Capítulo VII: Arco da Pousada Friggarista
Dias se passaram. Um salão comportava inúmeras pessoas para um jantar. Dentre elas confraternizavam bilionários, religiosos e outros.
O motivo para uma confraternização nenhum sabia, mas pouco importava: diversão era bem-vinda.
Um dos enormes lustres iluminava uma elegante mesa ocupada por dois militares e um católico do extinto vaticano.
– Comida boa! – Dizia um dos militares, trazendo o guardanapo à boca.
– Até que não é tão ruim matar aqueles canardianos dos infernos! Se for pra comer isso, mato sempre! – Disse o outro militar.
O católico mais se importava em maneirar no consumo de carne, sua doutrina pessoal o pressionava para manter apenas a ingestão de peixes em sua alimentação. Mas estava difícil com uma comida tão bem preparada.
Os militares tagarelas continuavam:
– Vai dar tudo certo. Você viu todo o sangue no chão do grande pátio? Passei por lá hoje e minha nossa!
– Vi outro dia no mesmo estado. Ele é realmente casca-grossa. Tudo contribui para que avancemos ainda mais todo o projeto.

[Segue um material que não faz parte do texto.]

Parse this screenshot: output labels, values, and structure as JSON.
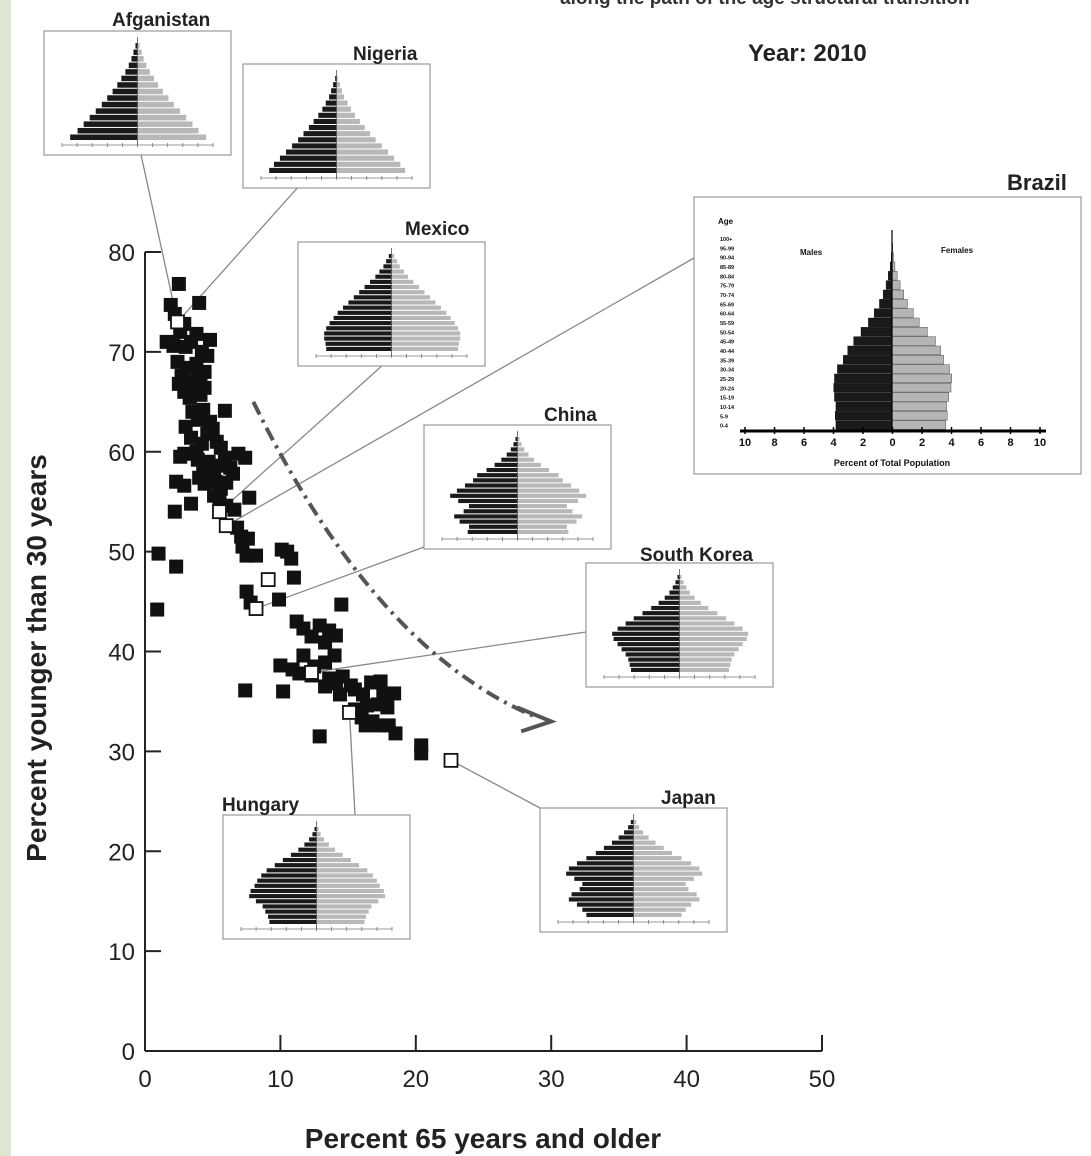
{
  "title_text": "along the path of the age structural transition",
  "year_text": "Year:  2010",
  "chart_data": {
    "type": "scatter",
    "xlabel": "Percent 65 years and older",
    "ylabel": "Percent younger than 30 years",
    "xlim": [
      0,
      50
    ],
    "ylim": [
      0,
      80
    ],
    "xticks": [
      0,
      10,
      20,
      30,
      40,
      50
    ],
    "yticks": [
      0,
      10,
      20,
      30,
      40,
      50,
      60,
      70,
      80
    ],
    "grid": false,
    "arrow": {
      "from": [
        8,
        65
      ],
      "via": [
        20,
        44
      ],
      "to": [
        30,
        33
      ]
    },
    "series": [
      {
        "marker": "filled-square",
        "color": "#111111",
        "points": [
          [
            2.5,
            76.8
          ],
          [
            1.9,
            74.7
          ],
          [
            2.2,
            73.8
          ],
          [
            2.9,
            72.8
          ],
          [
            4.0,
            74.9
          ],
          [
            1.6,
            71.0
          ],
          [
            2.1,
            70.6
          ],
          [
            2.6,
            72.0
          ],
          [
            3.0,
            70.5
          ],
          [
            3.4,
            71.0
          ],
          [
            3.8,
            71.8
          ],
          [
            4.2,
            70.0
          ],
          [
            4.6,
            69.6
          ],
          [
            4.8,
            71.2
          ],
          [
            2.4,
            69.0
          ],
          [
            2.7,
            67.6
          ],
          [
            3.1,
            68.4
          ],
          [
            3.4,
            67.0
          ],
          [
            3.8,
            68.8
          ],
          [
            4.1,
            67.6
          ],
          [
            4.4,
            68.0
          ],
          [
            2.5,
            66.8
          ],
          [
            2.9,
            66.0
          ],
          [
            3.3,
            65.4
          ],
          [
            3.7,
            66.3
          ],
          [
            4.1,
            65.7
          ],
          [
            4.4,
            66.4
          ],
          [
            3.5,
            64.0
          ],
          [
            3.9,
            63.2
          ],
          [
            4.3,
            64.2
          ],
          [
            4.8,
            63.0
          ],
          [
            5.9,
            64.1
          ],
          [
            3.0,
            62.5
          ],
          [
            3.4,
            61.4
          ],
          [
            3.8,
            60.0
          ],
          [
            4.2,
            60.8
          ],
          [
            4.6,
            61.8
          ],
          [
            5.0,
            62.3
          ],
          [
            5.3,
            61.0
          ],
          [
            5.6,
            60.4
          ],
          [
            3.9,
            59.2
          ],
          [
            4.3,
            58.5
          ],
          [
            4.7,
            59.0
          ],
          [
            5.1,
            58.3
          ],
          [
            5.5,
            58.6
          ],
          [
            5.9,
            59.4
          ],
          [
            6.3,
            58.4
          ],
          [
            4.0,
            57.4
          ],
          [
            4.4,
            56.8
          ],
          [
            4.8,
            57.5
          ],
          [
            5.2,
            57.0
          ],
          [
            5.6,
            56.3
          ],
          [
            6.0,
            56.9
          ],
          [
            6.5,
            57.8
          ],
          [
            6.9,
            59.8
          ],
          [
            7.4,
            59.4
          ],
          [
            5.1,
            55.6
          ],
          [
            5.5,
            55.1
          ],
          [
            6.0,
            54.6
          ],
          [
            6.6,
            54.2
          ],
          [
            7.7,
            55.4
          ],
          [
            6.8,
            52.4
          ],
          [
            7.1,
            51.5
          ],
          [
            7.2,
            50.5
          ],
          [
            7.6,
            51.3
          ],
          [
            7.5,
            49.6
          ],
          [
            8.2,
            49.6
          ],
          [
            2.3,
            57.0
          ],
          [
            2.2,
            54.0
          ],
          [
            2.6,
            59.5
          ],
          [
            3.4,
            54.8
          ],
          [
            2.9,
            59.8
          ],
          [
            2.9,
            56.6
          ],
          [
            1.0,
            49.8
          ],
          [
            2.3,
            48.5
          ],
          [
            0.9,
            44.2
          ],
          [
            7.5,
            46.0
          ],
          [
            7.8,
            44.9
          ],
          [
            9.9,
            45.2
          ],
          [
            10.1,
            50.2
          ],
          [
            10.8,
            49.3
          ],
          [
            10.5,
            50.0
          ],
          [
            11.0,
            47.4
          ],
          [
            11.2,
            43.0
          ],
          [
            11.7,
            42.3
          ],
          [
            12.3,
            41.5
          ],
          [
            12.9,
            42.6
          ],
          [
            13.3,
            40.9
          ],
          [
            13.6,
            42.1
          ],
          [
            14.1,
            41.6
          ],
          [
            14.5,
            44.7
          ],
          [
            14.0,
            39.6
          ],
          [
            11.7,
            39.6
          ],
          [
            12.5,
            38.5
          ],
          [
            13.3,
            38.9
          ],
          [
            11.4,
            37.8
          ],
          [
            12.3,
            37.6
          ],
          [
            13.6,
            37.3
          ],
          [
            10.0,
            38.6
          ],
          [
            10.9,
            38.2
          ],
          [
            13.3,
            36.5
          ],
          [
            14.1,
            36.8
          ],
          [
            14.6,
            37.5
          ],
          [
            15.2,
            36.6
          ],
          [
            15.5,
            36.2
          ],
          [
            16.1,
            35.7
          ],
          [
            16.7,
            36.9
          ],
          [
            17.4,
            37.0
          ],
          [
            17.6,
            35.7
          ],
          [
            18.4,
            35.8
          ],
          [
            14.4,
            35.7
          ],
          [
            15.5,
            34.2
          ],
          [
            16.4,
            34.6
          ],
          [
            17.2,
            34.7
          ],
          [
            17.9,
            34.4
          ],
          [
            16.0,
            33.4
          ],
          [
            16.8,
            33.0
          ],
          [
            17.3,
            32.6
          ],
          [
            16.3,
            32.6
          ],
          [
            18.0,
            32.6
          ],
          [
            18.5,
            31.8
          ],
          [
            12.9,
            31.5
          ],
          [
            20.4,
            30.6
          ],
          [
            20.4,
            29.8
          ],
          [
            10.2,
            36.0
          ],
          [
            7.4,
            36.1
          ]
        ]
      },
      {
        "marker": "open-square",
        "color": "#111111",
        "points": [
          [
            2.4,
            73.0
          ],
          [
            5.5,
            54.0
          ],
          [
            6.0,
            52.6
          ],
          [
            8.2,
            44.3
          ],
          [
            9.1,
            47.2
          ],
          [
            12.3,
            37.9
          ],
          [
            15.1,
            33.9
          ],
          [
            22.6,
            29.1
          ]
        ]
      }
    ],
    "annotations": [
      {
        "label": "Afganistan",
        "x": 2.4,
        "y": 73.0
      },
      {
        "label": "Nigeria",
        "x": 2.4,
        "y": 73.0
      },
      {
        "label": "Mexico",
        "x": 5.5,
        "y": 54.0
      },
      {
        "label": "Brazil",
        "x": 6.0,
        "y": 52.6
      },
      {
        "label": "China",
        "x": 8.2,
        "y": 44.3
      },
      {
        "label": "South Korea",
        "x": 12.3,
        "y": 37.9
      },
      {
        "label": "Hungary",
        "x": 15.1,
        "y": 33.9
      },
      {
        "label": "Japan",
        "x": 22.6,
        "y": 29.1
      }
    ]
  },
  "inset_pyramids": [
    {
      "name": "Afganistan",
      "shape": [
        0.03,
        0.06,
        0.09,
        0.13,
        0.18,
        0.24,
        0.3,
        0.37,
        0.45,
        0.53,
        0.62,
        0.71,
        0.8,
        0.89,
        1.0
      ]
    },
    {
      "name": "Nigeria",
      "shape": [
        0.02,
        0.05,
        0.08,
        0.11,
        0.16,
        0.21,
        0.27,
        0.34,
        0.41,
        0.49,
        0.57,
        0.66,
        0.75,
        0.84,
        0.93,
        1.0
      ]
    },
    {
      "name": "Mexico",
      "shape": [
        0.04,
        0.08,
        0.12,
        0.18,
        0.24,
        0.32,
        0.4,
        0.48,
        0.56,
        0.64,
        0.72,
        0.8,
        0.86,
        0.92,
        0.97,
        1.0,
        1.0,
        0.98,
        0.97
      ]
    },
    {
      "name": "China",
      "shape": [
        0.03,
        0.06,
        0.1,
        0.16,
        0.24,
        0.34,
        0.46,
        0.6,
        0.66,
        0.78,
        0.9,
        1.0,
        0.88,
        0.72,
        0.8,
        0.94,
        0.86,
        0.72,
        0.74
      ]
    },
    {
      "name": "South Korea",
      "shape": [
        0.03,
        0.06,
        0.1,
        0.15,
        0.22,
        0.31,
        0.42,
        0.55,
        0.68,
        0.8,
        0.92,
        1.0,
        0.98,
        0.92,
        0.86,
        0.8,
        0.76,
        0.74,
        0.72
      ]
    },
    {
      "name": "Hungary",
      "shape": [
        0.03,
        0.06,
        0.11,
        0.18,
        0.27,
        0.38,
        0.5,
        0.62,
        0.74,
        0.82,
        0.88,
        0.92,
        0.98,
        1.0,
        0.9,
        0.8,
        0.76,
        0.72,
        0.7
      ]
    },
    {
      "name": "Japan",
      "shape": [
        0.04,
        0.08,
        0.14,
        0.22,
        0.32,
        0.44,
        0.56,
        0.7,
        0.84,
        0.96,
        1.0,
        0.88,
        0.76,
        0.8,
        0.92,
        0.96,
        0.84,
        0.76,
        0.7
      ]
    }
  ],
  "brazil_inset": {
    "name": "Brazil",
    "age_label": "Age",
    "males_label": "Males",
    "females_label": "Females",
    "xlabel": "Percent of Total Population",
    "xticks": [
      "10",
      "8",
      "6",
      "4",
      "2",
      "0",
      "2",
      "4",
      "6",
      "8",
      "10"
    ],
    "age_groups": [
      "100+",
      "95-99",
      "90-94",
      "85-89",
      "80-84",
      "75-79",
      "70-74",
      "65-69",
      "60-64",
      "55-59",
      "50-54",
      "45-49",
      "40-44",
      "35-39",
      "30-34",
      "25-29",
      "20-24",
      "15-19",
      "10-14",
      "5-9",
      "0-4"
    ],
    "males": [
      0.01,
      0.02,
      0.05,
      0.12,
      0.25,
      0.4,
      0.6,
      0.85,
      1.2,
      1.6,
      2.1,
      2.6,
      3.0,
      3.3,
      3.7,
      3.9,
      3.95,
      3.9,
      3.8,
      3.85,
      3.8
    ],
    "females": [
      0.02,
      0.05,
      0.1,
      0.2,
      0.35,
      0.55,
      0.8,
      1.05,
      1.45,
      1.85,
      2.4,
      2.95,
      3.3,
      3.5,
      3.9,
      4.05,
      4.0,
      3.85,
      3.7,
      3.75,
      3.65
    ]
  }
}
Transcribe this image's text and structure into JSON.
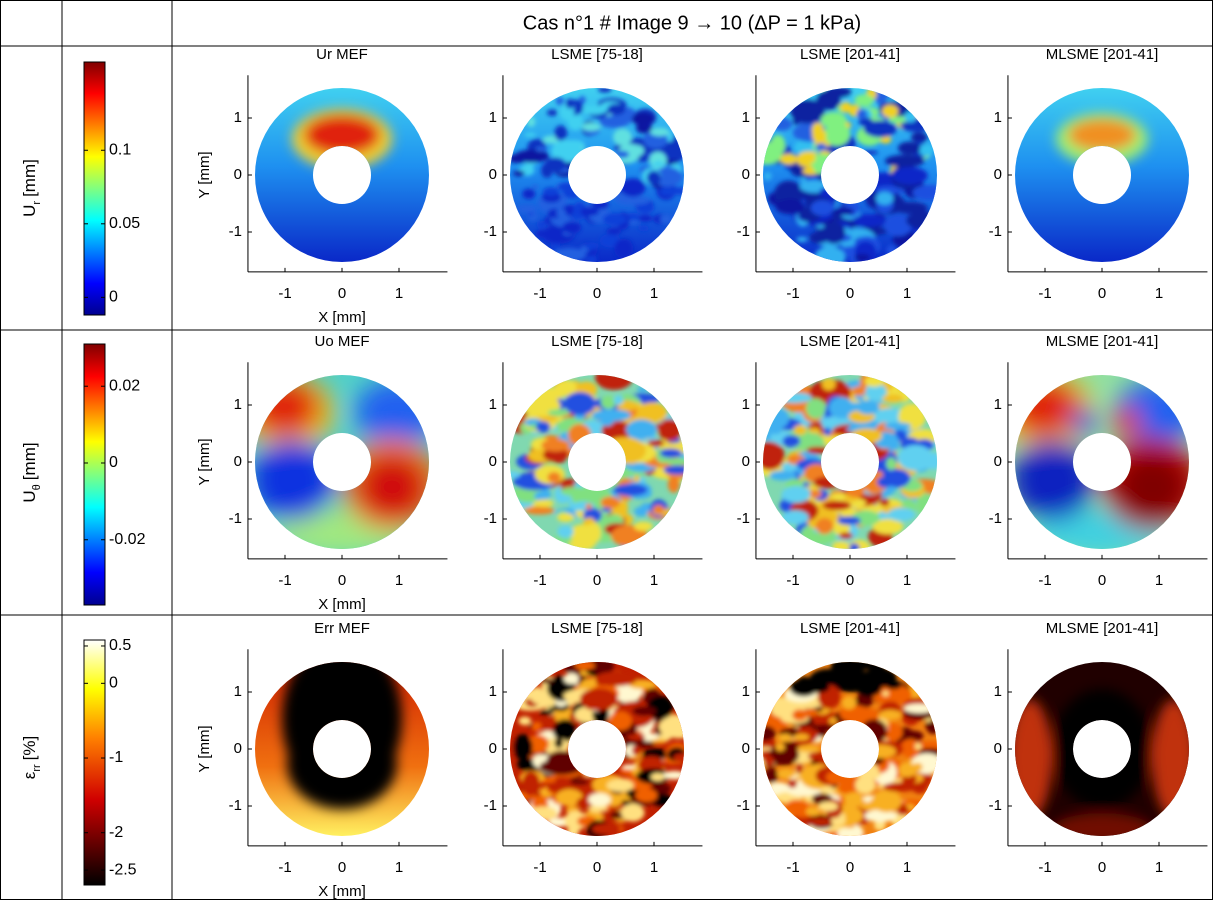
{
  "header": {
    "title": "Cas n°1 # Image 9 → 10 (ΔP = 1 kPa)"
  },
  "axes": {
    "xlabel": "X [mm]",
    "ylabel": "Y [mm]",
    "xlim": [
      -1.65,
      1.85
    ],
    "ylim": [
      -1.7,
      1.75
    ],
    "xticks": [
      -1,
      0,
      1
    ],
    "yticks": [
      -1,
      0,
      1
    ]
  },
  "rows": [
    {
      "label": {
        "main": "U",
        "sub": "r",
        "unit": "[mm]"
      },
      "colorbar": {
        "colormap": "jet",
        "clim": [
          -0.012,
          0.16
        ],
        "ticks": [
          0,
          0.05,
          0.1
        ]
      },
      "panels": [
        {
          "title": "Ur MEF"
        },
        {
          "title": "LSME [75-18]"
        },
        {
          "title": "LSME [201-41]"
        },
        {
          "title": "MLSME [201-41]"
        }
      ]
    },
    {
      "label": {
        "main": "U",
        "sub": "θ",
        "unit": "[mm]"
      },
      "colorbar": {
        "colormap": "jet",
        "clim": [
          -0.037,
          0.031
        ],
        "ticks": [
          -0.02,
          0,
          0.02
        ]
      },
      "panels": [
        {
          "title": "Uo MEF"
        },
        {
          "title": "LSME [75-18]"
        },
        {
          "title": "LSME [201-41]"
        },
        {
          "title": "MLSME [201-41]"
        }
      ]
    },
    {
      "label": {
        "main": "ε",
        "sub": "rr",
        "unit": "[%]"
      },
      "colorbar": {
        "colormap": "hot",
        "clim": [
          -2.7,
          0.58
        ],
        "ticks": [
          -2.5,
          -2,
          -1,
          0,
          0.5
        ]
      },
      "panels": [
        {
          "title": "Err MEF"
        },
        {
          "title": "LSME [75-18]"
        },
        {
          "title": "LSME [201-41]"
        },
        {
          "title": "MLSME [201-41]"
        }
      ]
    }
  ]
}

O padre, sem perceber, abocanhava com vitalidade um pedaço de carne, e, ainda mastigando, pergunta aos militares:
– Pra o que usam aquele pátio? Matam por quê?
– Chefe, não é atoa, não! Aqueles estranhos têm dois corações, aquilo lá tem uma energia do caralho!
– Realmente, padre. Extração de órgãos que fazem no pátio. Colocam aquilo nos grandes protótipos e ganham energia pra décadas.
– Esperem, há tantos Ultraje Nova assim? Não imaginei que tivessem investido em tantas máquinas – Diz o padre, sem resistir à mais um pedaço de carne.
– É por isso que Frigga utiliza pouco da força militar. Além de ser mais efetivo usar os protótipos, também economiza as munições que já não temos tanto.
O padre para de mastigar ao ouvir o nome de Frigga. Comenta:
– Aquele homem... Ele fez tanta coisa. É um louco, de fato. Afinal, onde ele está? Não o vi por aqui.
– Não fazemos ideia.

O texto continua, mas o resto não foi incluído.